I'm pretty sure The Running Man is indeed the first exploding collar in movies, but apparently the Durdane novels by Jack Vance are given credit for coming up with the idea.

Also, the Suicide Squad comic had exploding bracelets that served a similar purpose. That came out the same year as The Running Man, but I can't say for sure which came first...

Geoff Klock said...

excellent!

Doctor X said...

Is "Battle Royale" the original title or a translation? Any connection to the chapter from Ellison's Invisible man?

Christian O. said...

Battle Royale 2 is fucking terrible and I urge you to only watch it on an academic merit.

Geoff Klock said...

Dr X -- no connection to the Ellison thing.

Christian -- thanks!

Anonymous said...

Batoru Rowaiaru was the original title. It was a 1999 novel that was later developed into a manga series (that was co-written by the author) a few years after the film was released. I really don't recommend the manga. I read a bunch of it because the movie was interesting, but the characters are all painful cliches. There are so many duos of the physically dominate male paired with the little buddy who screws up a lot, but gee is he a good person with a strong moral compass (then he dies). And some scenes are really hard to stomach in that way only manga can deliver.

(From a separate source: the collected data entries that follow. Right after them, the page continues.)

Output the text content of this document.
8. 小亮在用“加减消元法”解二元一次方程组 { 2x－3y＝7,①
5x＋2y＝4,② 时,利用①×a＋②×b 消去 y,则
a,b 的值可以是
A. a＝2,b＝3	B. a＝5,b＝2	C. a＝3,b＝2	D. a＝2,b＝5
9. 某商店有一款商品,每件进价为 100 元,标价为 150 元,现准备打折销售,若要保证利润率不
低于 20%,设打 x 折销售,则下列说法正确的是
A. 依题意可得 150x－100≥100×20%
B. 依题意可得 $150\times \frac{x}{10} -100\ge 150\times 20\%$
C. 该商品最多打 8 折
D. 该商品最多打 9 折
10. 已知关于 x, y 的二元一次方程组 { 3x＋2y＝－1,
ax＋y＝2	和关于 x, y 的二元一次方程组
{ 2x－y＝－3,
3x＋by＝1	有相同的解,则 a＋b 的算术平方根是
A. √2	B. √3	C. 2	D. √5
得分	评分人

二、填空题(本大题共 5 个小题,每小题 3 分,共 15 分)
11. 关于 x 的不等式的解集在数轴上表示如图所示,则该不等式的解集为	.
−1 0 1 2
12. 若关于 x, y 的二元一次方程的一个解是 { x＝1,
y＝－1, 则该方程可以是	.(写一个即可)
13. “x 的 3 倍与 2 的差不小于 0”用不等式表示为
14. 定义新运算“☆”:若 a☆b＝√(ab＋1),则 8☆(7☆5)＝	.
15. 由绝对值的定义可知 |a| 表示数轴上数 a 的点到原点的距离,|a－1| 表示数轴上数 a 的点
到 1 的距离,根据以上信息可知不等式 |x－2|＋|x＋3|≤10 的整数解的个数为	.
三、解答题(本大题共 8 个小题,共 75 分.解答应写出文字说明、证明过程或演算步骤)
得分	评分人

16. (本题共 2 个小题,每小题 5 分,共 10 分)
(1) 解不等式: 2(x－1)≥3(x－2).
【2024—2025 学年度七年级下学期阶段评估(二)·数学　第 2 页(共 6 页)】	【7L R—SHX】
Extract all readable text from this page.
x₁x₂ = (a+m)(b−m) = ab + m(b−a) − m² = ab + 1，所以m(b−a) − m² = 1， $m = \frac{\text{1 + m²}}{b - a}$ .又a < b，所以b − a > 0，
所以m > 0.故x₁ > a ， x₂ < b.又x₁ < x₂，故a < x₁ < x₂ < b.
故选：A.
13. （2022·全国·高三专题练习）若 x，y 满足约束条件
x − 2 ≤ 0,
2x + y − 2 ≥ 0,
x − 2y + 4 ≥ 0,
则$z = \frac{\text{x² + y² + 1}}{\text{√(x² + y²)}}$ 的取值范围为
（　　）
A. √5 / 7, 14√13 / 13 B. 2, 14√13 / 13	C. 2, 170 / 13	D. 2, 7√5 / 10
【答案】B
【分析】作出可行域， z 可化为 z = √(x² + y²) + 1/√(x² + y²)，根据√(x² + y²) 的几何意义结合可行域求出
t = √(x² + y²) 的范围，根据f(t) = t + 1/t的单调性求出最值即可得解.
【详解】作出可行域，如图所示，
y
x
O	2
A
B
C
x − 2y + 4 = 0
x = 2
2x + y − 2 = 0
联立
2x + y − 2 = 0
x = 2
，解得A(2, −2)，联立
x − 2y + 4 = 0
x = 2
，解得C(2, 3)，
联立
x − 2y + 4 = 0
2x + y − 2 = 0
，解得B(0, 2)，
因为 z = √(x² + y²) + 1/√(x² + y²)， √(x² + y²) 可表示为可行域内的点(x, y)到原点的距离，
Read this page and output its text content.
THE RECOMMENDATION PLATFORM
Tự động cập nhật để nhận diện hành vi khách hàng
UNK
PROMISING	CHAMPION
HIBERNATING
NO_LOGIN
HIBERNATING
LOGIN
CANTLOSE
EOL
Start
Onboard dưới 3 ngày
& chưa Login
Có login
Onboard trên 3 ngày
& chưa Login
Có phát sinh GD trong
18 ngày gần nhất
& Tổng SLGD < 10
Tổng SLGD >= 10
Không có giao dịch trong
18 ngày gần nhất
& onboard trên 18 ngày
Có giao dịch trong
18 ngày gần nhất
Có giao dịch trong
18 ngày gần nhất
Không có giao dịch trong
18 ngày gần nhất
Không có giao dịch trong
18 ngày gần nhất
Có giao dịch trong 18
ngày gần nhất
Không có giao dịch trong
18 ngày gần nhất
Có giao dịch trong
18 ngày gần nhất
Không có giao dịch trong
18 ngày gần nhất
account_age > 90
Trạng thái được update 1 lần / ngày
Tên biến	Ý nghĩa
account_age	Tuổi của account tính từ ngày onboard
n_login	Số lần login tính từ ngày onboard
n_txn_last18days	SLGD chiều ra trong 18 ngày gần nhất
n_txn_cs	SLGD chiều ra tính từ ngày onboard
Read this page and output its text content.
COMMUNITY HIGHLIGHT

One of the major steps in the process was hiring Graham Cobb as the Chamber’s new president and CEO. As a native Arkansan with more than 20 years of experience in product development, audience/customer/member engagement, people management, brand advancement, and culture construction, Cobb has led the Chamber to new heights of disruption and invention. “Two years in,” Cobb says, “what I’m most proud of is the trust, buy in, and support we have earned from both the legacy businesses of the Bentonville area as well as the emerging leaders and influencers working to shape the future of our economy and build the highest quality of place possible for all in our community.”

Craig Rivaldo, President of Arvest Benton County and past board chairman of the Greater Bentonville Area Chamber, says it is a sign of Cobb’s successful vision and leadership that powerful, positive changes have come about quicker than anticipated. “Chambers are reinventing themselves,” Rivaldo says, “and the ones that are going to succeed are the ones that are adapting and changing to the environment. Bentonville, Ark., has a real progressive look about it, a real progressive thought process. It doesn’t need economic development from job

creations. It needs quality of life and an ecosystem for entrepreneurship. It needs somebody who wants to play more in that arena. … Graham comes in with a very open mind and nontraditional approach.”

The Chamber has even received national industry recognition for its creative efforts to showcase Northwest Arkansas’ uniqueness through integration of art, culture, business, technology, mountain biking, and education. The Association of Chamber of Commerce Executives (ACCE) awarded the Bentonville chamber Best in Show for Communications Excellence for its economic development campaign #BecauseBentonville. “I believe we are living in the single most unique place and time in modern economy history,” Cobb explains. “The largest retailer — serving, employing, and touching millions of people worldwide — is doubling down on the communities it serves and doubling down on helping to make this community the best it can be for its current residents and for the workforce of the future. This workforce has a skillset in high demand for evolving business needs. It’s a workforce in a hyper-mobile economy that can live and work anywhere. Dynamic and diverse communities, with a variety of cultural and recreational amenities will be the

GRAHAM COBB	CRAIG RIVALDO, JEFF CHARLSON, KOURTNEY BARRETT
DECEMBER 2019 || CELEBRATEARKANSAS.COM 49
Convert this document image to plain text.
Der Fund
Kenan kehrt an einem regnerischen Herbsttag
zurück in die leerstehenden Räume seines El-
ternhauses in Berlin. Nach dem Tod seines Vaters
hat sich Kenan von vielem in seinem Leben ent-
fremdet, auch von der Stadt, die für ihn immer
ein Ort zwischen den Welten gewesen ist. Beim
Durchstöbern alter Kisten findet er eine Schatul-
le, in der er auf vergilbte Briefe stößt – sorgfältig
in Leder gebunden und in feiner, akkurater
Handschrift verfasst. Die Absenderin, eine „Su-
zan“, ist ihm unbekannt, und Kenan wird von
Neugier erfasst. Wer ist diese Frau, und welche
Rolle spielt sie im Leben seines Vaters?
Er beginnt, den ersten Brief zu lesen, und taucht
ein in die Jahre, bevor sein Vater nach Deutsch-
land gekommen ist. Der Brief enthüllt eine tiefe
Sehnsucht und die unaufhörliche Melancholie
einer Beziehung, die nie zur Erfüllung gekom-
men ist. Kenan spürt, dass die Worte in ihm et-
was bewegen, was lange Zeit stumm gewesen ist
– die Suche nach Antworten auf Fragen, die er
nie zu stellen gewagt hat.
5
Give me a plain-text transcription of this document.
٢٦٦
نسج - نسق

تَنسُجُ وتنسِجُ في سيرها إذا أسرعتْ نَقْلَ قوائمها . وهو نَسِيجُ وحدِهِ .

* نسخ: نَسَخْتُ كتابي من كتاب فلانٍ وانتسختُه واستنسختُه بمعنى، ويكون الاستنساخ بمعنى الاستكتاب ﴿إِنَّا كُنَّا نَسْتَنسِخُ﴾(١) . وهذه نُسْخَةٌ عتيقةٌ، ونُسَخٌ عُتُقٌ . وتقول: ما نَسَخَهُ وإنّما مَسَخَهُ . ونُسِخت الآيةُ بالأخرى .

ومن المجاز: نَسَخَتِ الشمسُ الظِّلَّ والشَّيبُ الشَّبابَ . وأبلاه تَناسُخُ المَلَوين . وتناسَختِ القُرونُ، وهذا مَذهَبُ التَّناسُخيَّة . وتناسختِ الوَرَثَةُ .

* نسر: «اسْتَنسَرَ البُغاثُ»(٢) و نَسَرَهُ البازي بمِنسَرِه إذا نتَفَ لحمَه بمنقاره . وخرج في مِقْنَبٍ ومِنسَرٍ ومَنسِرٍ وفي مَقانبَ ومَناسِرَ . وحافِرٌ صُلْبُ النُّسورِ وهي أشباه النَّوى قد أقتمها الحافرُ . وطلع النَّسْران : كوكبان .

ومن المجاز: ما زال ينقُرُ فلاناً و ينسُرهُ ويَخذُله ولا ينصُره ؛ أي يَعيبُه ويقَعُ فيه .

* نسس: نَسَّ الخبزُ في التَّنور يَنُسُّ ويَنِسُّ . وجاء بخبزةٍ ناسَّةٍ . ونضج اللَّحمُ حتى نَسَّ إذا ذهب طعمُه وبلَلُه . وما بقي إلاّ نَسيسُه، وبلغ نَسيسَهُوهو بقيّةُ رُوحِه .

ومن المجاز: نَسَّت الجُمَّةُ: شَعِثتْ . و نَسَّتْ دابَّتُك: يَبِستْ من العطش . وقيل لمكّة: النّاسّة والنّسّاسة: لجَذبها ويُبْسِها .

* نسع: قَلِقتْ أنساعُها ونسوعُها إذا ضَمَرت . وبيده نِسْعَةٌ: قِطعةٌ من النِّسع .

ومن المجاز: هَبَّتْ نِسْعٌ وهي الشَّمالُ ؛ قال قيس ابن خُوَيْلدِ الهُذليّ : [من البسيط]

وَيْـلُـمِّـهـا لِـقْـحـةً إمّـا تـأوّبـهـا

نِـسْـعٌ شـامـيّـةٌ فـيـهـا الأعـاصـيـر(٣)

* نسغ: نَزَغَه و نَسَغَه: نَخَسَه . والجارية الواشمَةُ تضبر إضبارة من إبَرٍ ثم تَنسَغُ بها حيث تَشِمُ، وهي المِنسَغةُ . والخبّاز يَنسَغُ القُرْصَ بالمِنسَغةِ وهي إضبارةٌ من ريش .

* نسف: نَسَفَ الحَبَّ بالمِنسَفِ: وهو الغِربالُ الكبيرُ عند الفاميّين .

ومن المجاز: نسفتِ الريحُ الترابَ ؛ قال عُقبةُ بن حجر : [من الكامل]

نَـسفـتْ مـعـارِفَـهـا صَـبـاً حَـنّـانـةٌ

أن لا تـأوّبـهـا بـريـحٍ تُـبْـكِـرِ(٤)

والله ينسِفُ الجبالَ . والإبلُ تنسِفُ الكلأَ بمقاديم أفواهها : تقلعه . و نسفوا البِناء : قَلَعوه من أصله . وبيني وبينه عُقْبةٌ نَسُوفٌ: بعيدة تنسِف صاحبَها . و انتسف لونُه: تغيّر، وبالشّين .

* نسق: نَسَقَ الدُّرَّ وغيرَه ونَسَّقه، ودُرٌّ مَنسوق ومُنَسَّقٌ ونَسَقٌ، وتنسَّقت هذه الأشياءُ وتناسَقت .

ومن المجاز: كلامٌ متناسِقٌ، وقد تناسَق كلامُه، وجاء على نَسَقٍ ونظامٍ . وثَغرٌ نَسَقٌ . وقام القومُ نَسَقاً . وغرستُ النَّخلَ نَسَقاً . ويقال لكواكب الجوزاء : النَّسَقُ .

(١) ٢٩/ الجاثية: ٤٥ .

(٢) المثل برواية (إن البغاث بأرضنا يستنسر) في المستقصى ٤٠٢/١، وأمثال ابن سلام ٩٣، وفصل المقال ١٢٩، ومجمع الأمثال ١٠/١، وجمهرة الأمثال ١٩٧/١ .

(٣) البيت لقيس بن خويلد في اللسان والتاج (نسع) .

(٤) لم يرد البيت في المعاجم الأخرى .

I know people were critical of the novel's sparse, quick moving prose (a little like Palahnuik's I believe), and the static characters. But hey, that's not the point right? It fits in much better with over the top butchery of the exploitation genre Tarantino loves so much and Geoff talks about.

Geoff Klock said...

Thanks for the comment!

Anonymous said...

Thanks! I watched Battle Royale last night for the first time. I'm a fan of the Kill Bills and had a feeling that Tarantino was influenced by BR as I was watching it last night. Thanks for laying out the connections.